Even if your parents are perfectly behaved and loving with their grandkids, it can be a mixed blessing: It’s only human nature to be wistful about what you were denied. Whitney sees her mom and dad as calm, wise grandparents to her preschool-age sons. “But when I hear how they speak to my younger sister, telling her that her depression was ‘just looking for attention’ and to not be a ‘head case,’ I know that if I didn’t have children, I might not spend so much time with them.” And if you have no desire to see your parents at all, that’s okay too. Although forgiveness as a ritual holds a popular place in modern culture, it isn’t necessary to let bygones be bygones in order to move forward and be a good parent. That’s a deeply personal choice, says clinical psychologist Alyson Corner, cofounder of MyHorridParent.com. And it’s one you can make in your own way and in your own time.
It’s in our families that we first feel acceptance, says Tracy Lamperti, a licensed mental-health counselor in Brewster, Massachusetts. It’s there that we practice the social skills we take to the larger world. It can be an enormous effort for parents to put aside a traumatic history, but your kids need to know that their parents are a safe place to bring the hard stuff. “A child wants to know, ‘Who’s going to hold me if I’m upset because someone was picking on me at school? Do I develop defense mechanisms and say it doesn’t bother me, or is it safe to just hash it out?’ They want to know that these are their people, their tribe. That they can be there for each other,” Lamperti says.
When we were both very young parents, my brother said something to me that I think of all the time: “If Mom and Dad left us out in the water, well, then our kids are going to be safe on the sand, and their children are going to be up on the hill.” Just as trauma can resonate through generations, so can healing.
What a Good Parent Gives Their Kids
An unqualified apology.
One hallmark of bad parenting is the inability to admit fault. When you’re wrong, it’s a gift to validate your child’s perceptions by saying you’re sorry—no excuses. It’s not their fault that you’re tired or worried about work. Don’t gloss over the mistake. Describe it and point out how it could have gone better.
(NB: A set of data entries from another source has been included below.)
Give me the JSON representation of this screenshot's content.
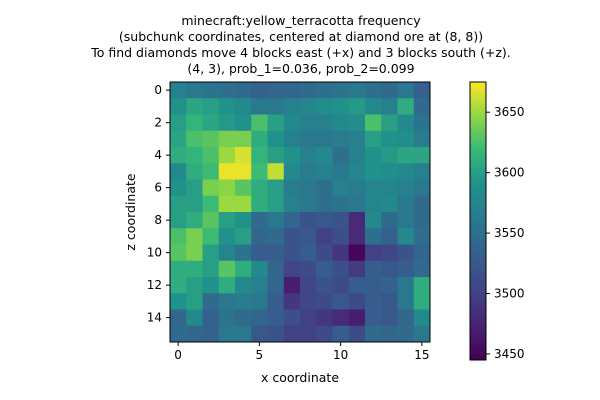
{
  "chart_data": {
    "type": "heatmap",
    "title": [
      "minecraft:yellow_terracotta frequency",
      "(subchunk coordinates, centered at diamond ore at (8, 8))",
      "To find diamonds move 4 blocks east (+x) and 3 blocks south (+z).",
      "(4, 3), prob_1=0.036, prob_2=0.099"
    ],
    "xlabel": "x coordinate",
    "ylabel": "z coordinate",
    "x_ticks": [
      0,
      5,
      10,
      15
    ],
    "y_ticks": [
      0,
      2,
      4,
      6,
      8,
      10,
      12,
      14
    ],
    "colorbar_ticks": [
      3450,
      3500,
      3550,
      3600,
      3650
    ],
    "colorbar_range": [
      3445,
      3675
    ],
    "colormap": "viridis",
    "grid": false,
    "colorbar_position": "right",
    "values": [
      [
        3570,
        3560,
        3555,
        3550,
        3545,
        3535,
        3540,
        3540,
        3545,
        3550,
        3555,
        3560,
        3550,
        3545,
        3560,
        3535
      ],
      [
        3590,
        3605,
        3600,
        3590,
        3580,
        3560,
        3560,
        3570,
        3575,
        3585,
        3590,
        3595,
        3580,
        3570,
        3610,
        3545
      ],
      [
        3600,
        3615,
        3605,
        3595,
        3590,
        3625,
        3600,
        3580,
        3570,
        3570,
        3580,
        3585,
        3625,
        3600,
        3580,
        3555
      ],
      [
        3605,
        3625,
        3630,
        3640,
        3640,
        3610,
        3590,
        3570,
        3560,
        3560,
        3565,
        3570,
        3600,
        3590,
        3585,
        3565
      ],
      [
        3610,
        3615,
        3625,
        3650,
        3665,
        3615,
        3600,
        3590,
        3570,
        3580,
        3550,
        3570,
        3590,
        3595,
        3605,
        3605
      ],
      [
        3580,
        3610,
        3620,
        3670,
        3670,
        3620,
        3660,
        3580,
        3565,
        3570,
        3560,
        3575,
        3590,
        3585,
        3580,
        3570
      ],
      [
        3590,
        3600,
        3640,
        3645,
        3630,
        3610,
        3600,
        3565,
        3560,
        3550,
        3570,
        3565,
        3575,
        3575,
        3570,
        3560
      ],
      [
        3600,
        3600,
        3620,
        3650,
        3650,
        3610,
        3600,
        3570,
        3560,
        3550,
        3555,
        3560,
        3575,
        3580,
        3560,
        3545
      ],
      [
        3600,
        3610,
        3630,
        3600,
        3590,
        3545,
        3560,
        3540,
        3520,
        3525,
        3520,
        3480,
        3580,
        3545,
        3560,
        3545
      ],
      [
        3625,
        3640,
        3620,
        3590,
        3600,
        3540,
        3545,
        3520,
        3525,
        3500,
        3515,
        3480,
        3550,
        3535,
        3580,
        3550
      ],
      [
        3630,
        3640,
        3600,
        3575,
        3555,
        3530,
        3530,
        3520,
        3530,
        3510,
        3490,
        3450,
        3500,
        3505,
        3520,
        3540
      ],
      [
        3610,
        3610,
        3600,
        3630,
        3610,
        3580,
        3540,
        3505,
        3510,
        3530,
        3515,
        3495,
        3530,
        3525,
        3530,
        3545
      ],
      [
        3610,
        3600,
        3590,
        3610,
        3580,
        3570,
        3540,
        3470,
        3505,
        3520,
        3510,
        3530,
        3530,
        3535,
        3560,
        3610
      ],
      [
        3590,
        3600,
        3545,
        3560,
        3565,
        3560,
        3530,
        3490,
        3505,
        3510,
        3525,
        3510,
        3530,
        3525,
        3560,
        3610
      ],
      [
        3540,
        3580,
        3535,
        3555,
        3545,
        3540,
        3530,
        3515,
        3500,
        3490,
        3480,
        3470,
        3530,
        3525,
        3540,
        3580
      ],
      [
        3545,
        3540,
        3535,
        3560,
        3560,
        3525,
        3520,
        3500,
        3500,
        3510,
        3530,
        3510,
        3545,
        3540,
        3545,
        3560
      ]
    ]
  }
}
It may be hard to resist complaining to your children about your parents (or frustrations or fears), but it’s important that you not burden kids with information they may not be capable of grappling with or place them in the role of confidante.
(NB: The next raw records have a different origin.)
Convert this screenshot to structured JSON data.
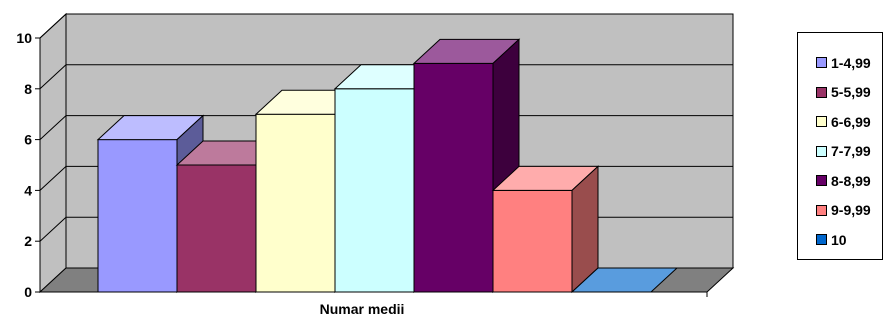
{
  "chart_data": {
    "type": "bar",
    "style": "3d-column",
    "title": "",
    "xlabel": "Numar medii",
    "ylabel": "",
    "ylim": [
      0,
      10
    ],
    "y_ticks": [
      "0",
      "2",
      "4",
      "6",
      "8",
      "10"
    ],
    "grid": true,
    "legend_position": "right",
    "series": [
      {
        "name": "1-4,99",
        "value": 6,
        "color": "#9999FF"
      },
      {
        "name": "5-5,99",
        "value": 5,
        "color": "#993366"
      },
      {
        "name": "6-6,99",
        "value": 7,
        "color": "#FFFFCC"
      },
      {
        "name": "7-7,99",
        "value": 8,
        "color": "#CCFFFF"
      },
      {
        "name": "8-8,99",
        "value": 9,
        "color": "#660066"
      },
      {
        "name": "9-9,99",
        "value": 4,
        "color": "#FF8080"
      },
      {
        "name": "10",
        "value": 0,
        "color": "#0066CC"
      }
    ]
  }
}
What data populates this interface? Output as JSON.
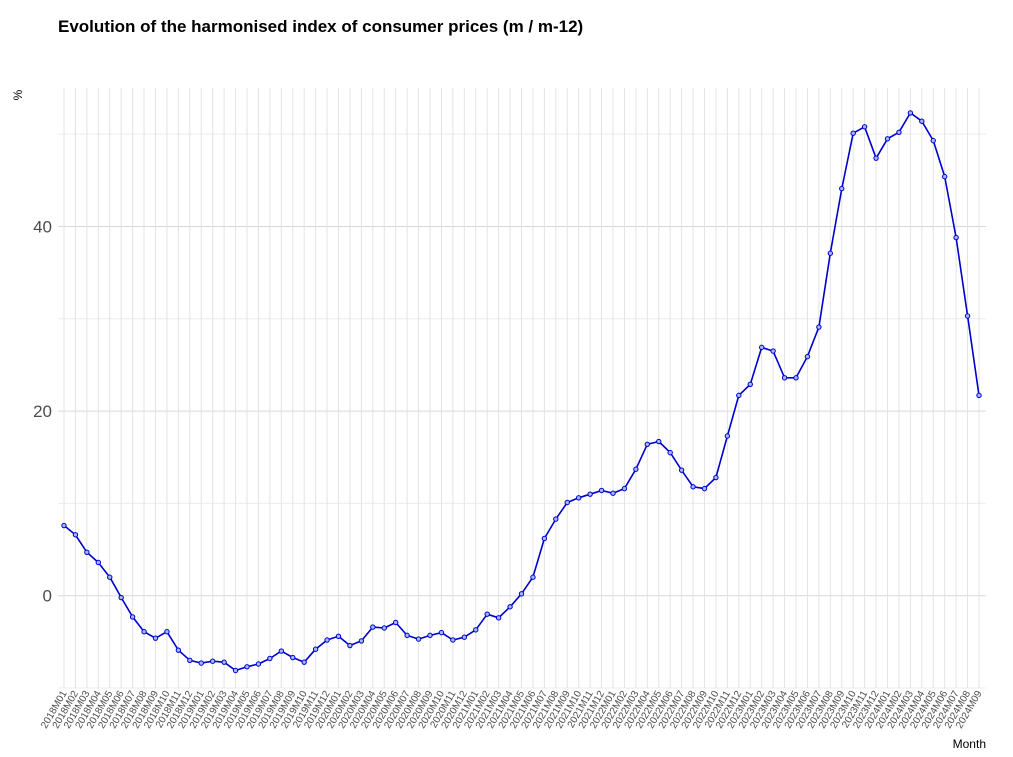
{
  "chart_data": {
    "type": "line",
    "title": "Evolution of the harmonised index of consumer prices (m / m-12)",
    "xlabel": "Month",
    "ylabel": "%",
    "ylim": [
      -10,
      55
    ],
    "yticks": [
      0,
      20,
      40
    ],
    "grid": true,
    "legend": "none",
    "line_color": "#0000cc",
    "x": [
      "2018M01",
      "2018M02",
      "2018M03",
      "2018M04",
      "2018M05",
      "2018M06",
      "2018M07",
      "2018M08",
      "2018M09",
      "2018M10",
      "2018M11",
      "2018M12",
      "2019M01",
      "2019M02",
      "2019M03",
      "2019M04",
      "2019M05",
      "2019M06",
      "2019M07",
      "2019M08",
      "2019M09",
      "2019M10",
      "2019M11",
      "2019M12",
      "2020M01",
      "2020M02",
      "2020M03",
      "2020M04",
      "2020M05",
      "2020M06",
      "2020M07",
      "2020M08",
      "2020M09",
      "2020M10",
      "2020M11",
      "2020M12",
      "2021M01",
      "2021M02",
      "2021M03",
      "2021M04",
      "2021M05",
      "2021M06",
      "2021M07",
      "2021M08",
      "2021M09",
      "2021M10",
      "2021M11",
      "2021M12",
      "2022M01",
      "2022M02",
      "2022M03",
      "2022M04",
      "2022M05",
      "2022M06",
      "2022M07",
      "2022M08",
      "2022M09",
      "2022M10",
      "2022M11",
      "2022M12",
      "2023M01",
      "2023M02",
      "2023M03",
      "2023M04",
      "2023M05",
      "2023M06",
      "2023M07",
      "2023M08",
      "2023M09",
      "2023M10",
      "2023M11",
      "2023M12",
      "2024M01",
      "2024M02",
      "2024M03",
      "2024M04",
      "2024M05",
      "2024M06",
      "2024M07",
      "2024M08",
      "2024M09"
    ],
    "values": [
      7.6,
      6.6,
      4.7,
      3.6,
      2.0,
      -0.2,
      -2.3,
      -3.9,
      -4.6,
      -3.9,
      -5.9,
      -7.0,
      -7.3,
      -7.1,
      -7.2,
      -8.1,
      -7.7,
      -7.4,
      -6.8,
      -6.0,
      -6.7,
      -7.2,
      -5.8,
      -4.8,
      -4.4,
      -5.4,
      -4.9,
      -3.4,
      -3.5,
      -2.9,
      -4.3,
      -4.7,
      -4.3,
      -4.0,
      -4.8,
      -4.5,
      -3.7,
      -2.0,
      -2.4,
      -1.2,
      0.2,
      2.0,
      6.2,
      8.3,
      10.1,
      10.6,
      11.0,
      11.4,
      11.1,
      11.6,
      13.7,
      16.4,
      16.7,
      15.5,
      13.6,
      11.8,
      11.6,
      12.8,
      17.3,
      21.7,
      22.9,
      26.9,
      26.5,
      23.6,
      23.6,
      25.9,
      29.1,
      37.1,
      44.1,
      50.1,
      50.8,
      47.4,
      49.5,
      50.2,
      52.3,
      51.4,
      49.3,
      45.4,
      38.8,
      30.3,
      21.7
    ]
  }
}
The American Academy of Pediatrics is committed more than ever to recognizing that children’s physical health is connected with their family’s emotional health, according to Dr. Nerissa Bauer. Don’t be afraid to raise big issues, from safety to substance abuse in the family, with your child’s doctor so they can connect you with help. Your shame over these problems is understandable, but it is not worth putting your children at risk if something is amiss at home.
You’re rushed. Your child is rushed. But if you can extend saying good night, or simply sitting together or looking your child full in the face, even for another minute, it will increase your connection by orders of magnitude.
A time-out … for you.
If you feel your parents’ ways rising up in you, says therapist Leslie Moreland, walk right out of the room. Keep walking. Have a cup of tea. Sleep on it. Nothing has to be settled that minute.
Your kids really want you to succeed with them, and they’ll give you plenty of do-overs. According to Dr. Bauer, it takes more than a few fails to shake their faith in you, so don’t give up. When it means giving better than you got, you get credit for trying again, and again. As the old parenting adage goes: “You get a million chances.”